The survey demonstrates that, in very important ways, patients see different parts of the NHS working well together. 96% of patients said their cancer doctor had the right documents and 92% said their GP was given enough information about their condition and treatment by the hospital. However, only 65% said the different people treating and caring for them always worked well together. As the number of people living longer with and beyond cancer increases, and as care becomes more complex and personalised, it is more important than ever that care is coordinated across different hospital sites and across primary, community and secondary care as well as in social care settings.

One of the important pieces of information stemming from this survey is the level of variation between Local Health Boards and Trust, between hospital sites within Local Health Boards and Trust and the variation in experience between people with different types of cancer.

Responses are consistently more positive for those seen in Velindre Hospital in Cardiff and we must congratulate the Trust for its patient-centred delivery. Whilst we acknowledge that Velindre is a unique and specialist cancer centre, there is a clear challenge for the best practice and learning from this hospital to be shared and made the norm right across Wales.
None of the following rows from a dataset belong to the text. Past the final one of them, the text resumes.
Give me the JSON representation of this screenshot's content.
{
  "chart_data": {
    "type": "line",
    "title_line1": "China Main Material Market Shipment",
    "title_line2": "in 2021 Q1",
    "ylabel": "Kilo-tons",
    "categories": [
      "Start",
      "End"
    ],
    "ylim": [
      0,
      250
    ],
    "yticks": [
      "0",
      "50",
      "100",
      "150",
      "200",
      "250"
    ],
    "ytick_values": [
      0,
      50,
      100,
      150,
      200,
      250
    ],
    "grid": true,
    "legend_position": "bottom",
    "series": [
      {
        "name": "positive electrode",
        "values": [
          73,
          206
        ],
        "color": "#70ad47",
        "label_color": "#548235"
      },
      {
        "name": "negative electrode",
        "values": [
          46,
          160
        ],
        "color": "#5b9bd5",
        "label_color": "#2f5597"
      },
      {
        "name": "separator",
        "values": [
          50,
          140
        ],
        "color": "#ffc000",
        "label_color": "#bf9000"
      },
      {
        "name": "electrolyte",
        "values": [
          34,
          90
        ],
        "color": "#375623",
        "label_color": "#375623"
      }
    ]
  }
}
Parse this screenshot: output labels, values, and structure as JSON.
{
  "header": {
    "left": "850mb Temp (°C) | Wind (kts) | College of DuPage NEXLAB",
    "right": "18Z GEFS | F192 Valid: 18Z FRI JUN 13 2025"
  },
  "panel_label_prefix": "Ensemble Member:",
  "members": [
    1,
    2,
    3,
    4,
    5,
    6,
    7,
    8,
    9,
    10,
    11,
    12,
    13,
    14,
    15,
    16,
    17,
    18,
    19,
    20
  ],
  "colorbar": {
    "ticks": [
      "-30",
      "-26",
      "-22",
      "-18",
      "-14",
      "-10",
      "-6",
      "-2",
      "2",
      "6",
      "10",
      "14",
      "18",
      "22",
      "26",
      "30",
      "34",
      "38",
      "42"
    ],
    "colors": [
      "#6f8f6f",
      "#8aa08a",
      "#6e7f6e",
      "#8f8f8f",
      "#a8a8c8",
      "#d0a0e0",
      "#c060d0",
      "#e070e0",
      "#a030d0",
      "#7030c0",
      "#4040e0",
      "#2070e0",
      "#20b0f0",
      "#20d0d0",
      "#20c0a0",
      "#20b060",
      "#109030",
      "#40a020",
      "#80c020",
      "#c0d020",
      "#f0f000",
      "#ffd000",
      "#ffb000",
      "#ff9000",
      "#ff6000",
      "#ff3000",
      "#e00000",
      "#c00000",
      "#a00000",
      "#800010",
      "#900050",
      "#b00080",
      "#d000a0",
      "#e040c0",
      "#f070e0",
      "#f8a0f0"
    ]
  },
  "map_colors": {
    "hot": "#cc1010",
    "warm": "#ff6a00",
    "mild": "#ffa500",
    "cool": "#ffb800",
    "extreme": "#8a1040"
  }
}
The variation between tumour groups, or types of cancer, is also evident in the survey results. Breast cancer patients reported having a better experience than other cancer patients, whilst sarcoma, lung and urological cancers all reported a less positive experience. We must work with health boards to use this data to better understand why the patient experience is different and explore how the experience through the cancer pathway can be consistently good for all forms of the disease.

These results tell us that the focus on person-centred care, as set out in the Cancer Delivery Plan, is the right focus. Person-centred care and meeting the holistic needs of patients clearly impacts in a positive way on people’s overall experience of care.
The system on the whole is connected and does work together but we need to drive down variation between Local Health Boards and Trust across Wales as well as the variation between the experience of people with different types of cancer.

But why is having a good experience of cancer care so important? A good patient experience leads to patients feeling supported, respected and meaningfully involved in decisions about their care whether that’s at diagnosis, during treatment or after treatment has finished. It’s also important as it recognises that cancer affects the whole of people’s lives including the effect it has on family and friends. A study has also shown that a positive experience can reduce a patient’s length of stay in hospital and staff turnover, which can save the NHS money.

Whilst the overall experience of cancer patients in Wales is a positive one, the results of this survey identify clear challenges and areas for improvement. It is now the task of Local Health Boards and Trust with the leadership of the Welsh Government and the Cancer Implementation Group, and the support of organisations such as Macmillan, to deliver tangible improvement for patients which can be measured in the results of the next survey.